This paper basically shows that treating the prompt as an external variable is a surprisingly effective way to handle massive contexts. The authors argue that instead of shoving ten million tokens directly into the model and hoping for the best, we should put the text into a Python REPL environment where the model can interact with it programmatically. This setup allows the LLM to write code that slices the text into manageable chunks and recursively calls new instances of itself to process those pieces individually. It is essentially the same logic as out-of-core algorithms which process datasets far larger than the available memory by fetching only what is needed at any given moment.

One of the most interesting parts of the study is how it exposes the reality of context rot in frontier models like GPT-5. The results show that while base models handle simple needle-in-a-haystack tasks just fine, they fall apart completely on information dense tasks that require aggregating data across the entire input. For example, on the OOLONG-Pairs benchmark which has quadratic complexity, the base GPT-5 model scores less than 0.1 percent accuracy once the context gets long enough. Meanwhile, the recursive language model manages to hold steady even up to a million tokens and achieves a 58% score on that same difficult task.

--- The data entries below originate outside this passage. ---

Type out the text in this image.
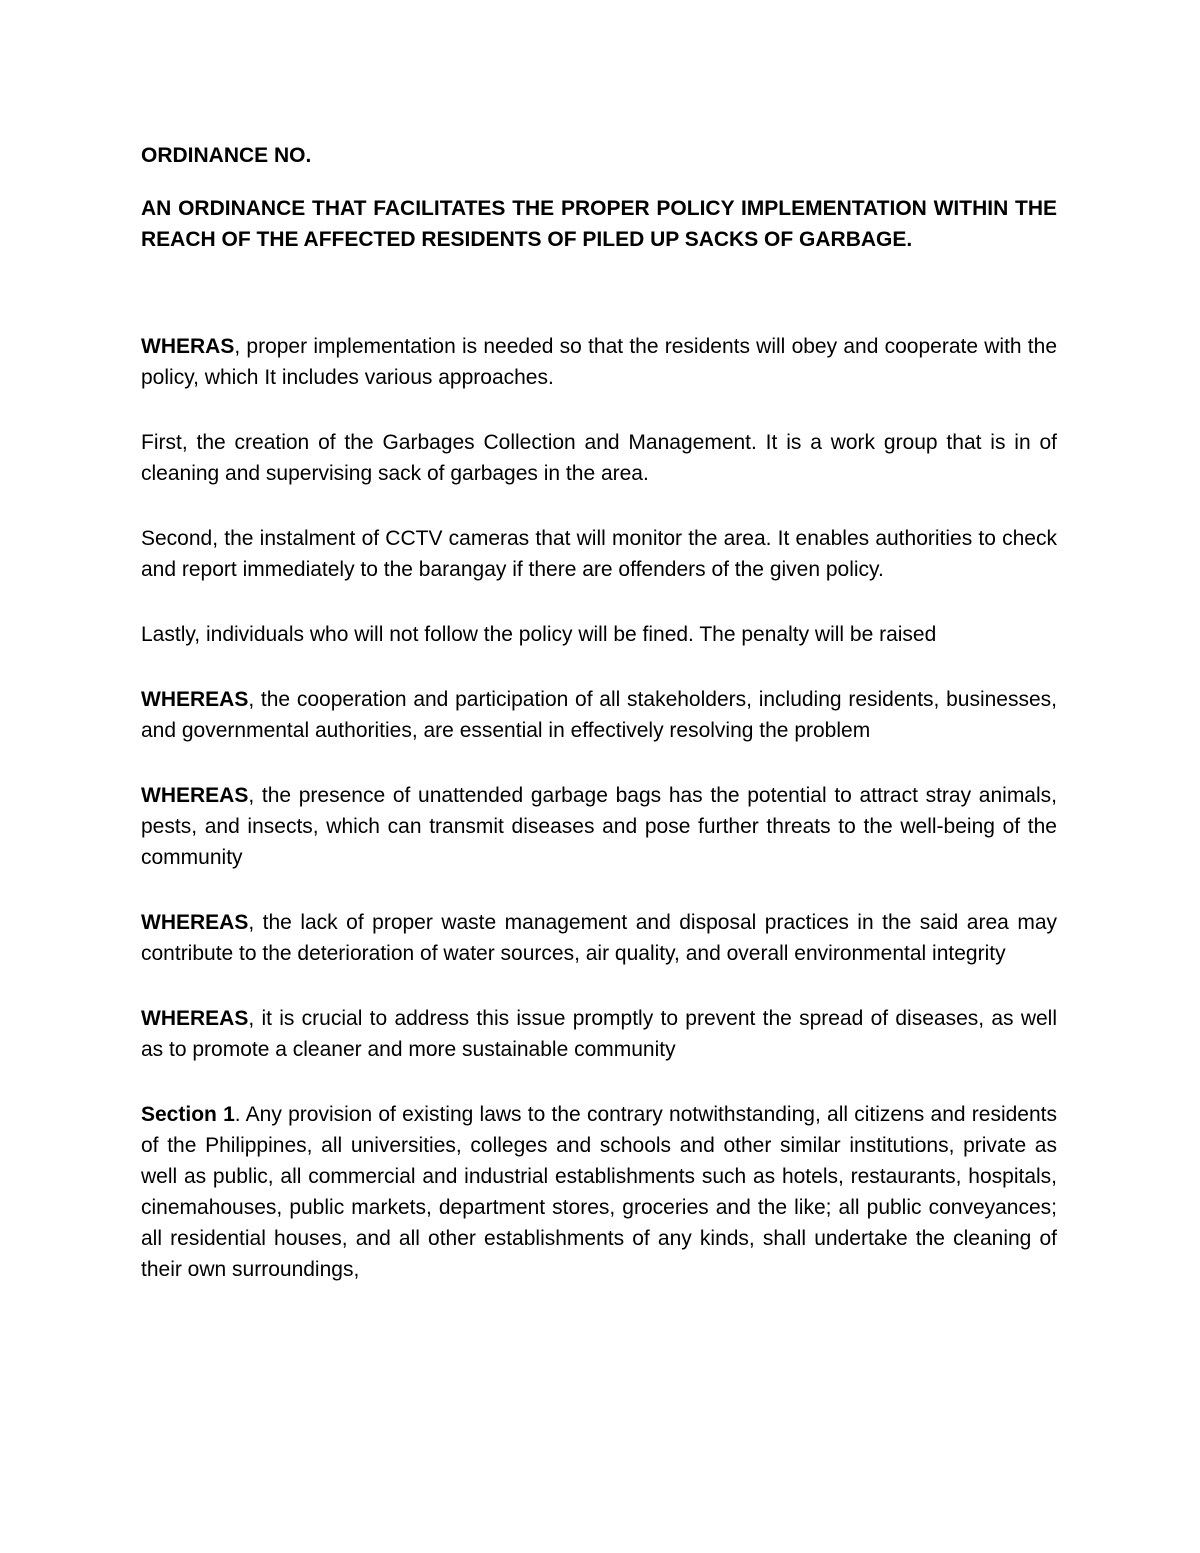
ORDINANCE NO.

AN ORDINANCE THAT FACILITATES THE PROPER POLICY IMPLEMENTATION WITHIN THE REACH OF THE AFFECTED RESIDENTS OF PILED UP SACKS OF GARBAGE.

WHERAS, proper implementation is needed so that the residents will obey and cooperate with the policy, which It includes various approaches.

First, the creation of the Garbages Collection and Management. It is a work group that is in of cleaning and supervising sack of garbages in the area.

Second, the instalment of CCTV cameras that will monitor the area. It enables authorities to check and report immediately to the barangay if there are offenders of the given policy.

Lastly, individuals who will not follow the policy will be fined. The penalty will be raised

WHEREAS, the cooperation and participation of all stakeholders, including residents, businesses, and governmental authorities, are essential in effectively resolving the problem

WHEREAS, the presence of unattended garbage bags has the potential to attract stray animals, pests, and insects, which can transmit diseases and pose further threats to the well-being of the community

WHEREAS, the lack of proper waste management and disposal practices in the said area may contribute to the deterioration of water sources, air quality, and overall environmental integrity

WHEREAS, it is crucial to address this issue promptly to prevent the spread of diseases, as well as to promote a cleaner and more sustainable community

Section 1. Any provision of existing laws to the contrary notwithstanding, all citizens and residents of the Philippines, all universities, colleges and schools and other similar institutions, private as well as public, all commercial and industrial establishments such as hotels, restaurants, hospitals, cinemahouses, public markets, department stores, groceries and the like; all public conveyances; all residential houses, and all other establishments of any kinds, shall undertake the cleaning of their own surroundings,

Turns out that for retrieval tasks like CodeQA, simply having the REPL to grep through files was enough to beat the base model because the model could filter data before reading it. Having the recursive capability turned out to be essential for reasoning tasks like OOLONG where the model needs to process every line. The version of the system that could not make subcalls performed significantly worse because it could not offload the thinking process to fresh contexts and prevent its own window from getting polluted.

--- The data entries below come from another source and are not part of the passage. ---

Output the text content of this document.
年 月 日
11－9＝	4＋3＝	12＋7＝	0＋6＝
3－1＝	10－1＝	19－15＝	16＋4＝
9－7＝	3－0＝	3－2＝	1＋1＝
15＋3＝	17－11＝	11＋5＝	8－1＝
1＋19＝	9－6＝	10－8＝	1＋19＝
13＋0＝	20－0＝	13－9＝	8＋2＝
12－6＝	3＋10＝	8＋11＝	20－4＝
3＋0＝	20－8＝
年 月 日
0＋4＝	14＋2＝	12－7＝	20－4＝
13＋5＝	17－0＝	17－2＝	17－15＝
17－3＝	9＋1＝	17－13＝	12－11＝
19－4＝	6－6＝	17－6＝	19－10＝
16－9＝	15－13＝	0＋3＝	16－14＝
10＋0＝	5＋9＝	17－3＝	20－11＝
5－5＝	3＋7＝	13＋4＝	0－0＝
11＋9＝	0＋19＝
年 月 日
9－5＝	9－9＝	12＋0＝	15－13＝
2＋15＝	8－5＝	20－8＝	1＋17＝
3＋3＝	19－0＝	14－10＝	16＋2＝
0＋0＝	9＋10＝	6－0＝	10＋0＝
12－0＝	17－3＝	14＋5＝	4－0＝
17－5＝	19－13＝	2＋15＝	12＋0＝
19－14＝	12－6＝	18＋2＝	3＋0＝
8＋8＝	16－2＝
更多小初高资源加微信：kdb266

Since the model writes code to filter the text using tools like regex before it actually reads anything, it processes fewer tokens on average than a summary agent that is forced to read everything to compress it. The only downside is that the variance can be pretty wild since the model sometimes gets stuck in a loop or decides to verify its own answer multiple times in a row which blows up the compute cost for that specific run.

We are clearly seeing a shift where inference time compute and smart context management are becoming more important than just having a massive raw context window. The fact that this method beats retrieval-based agents on deep research tasks suggests that giving the model a loop to think and code is the future for tasks that need a large persistent context.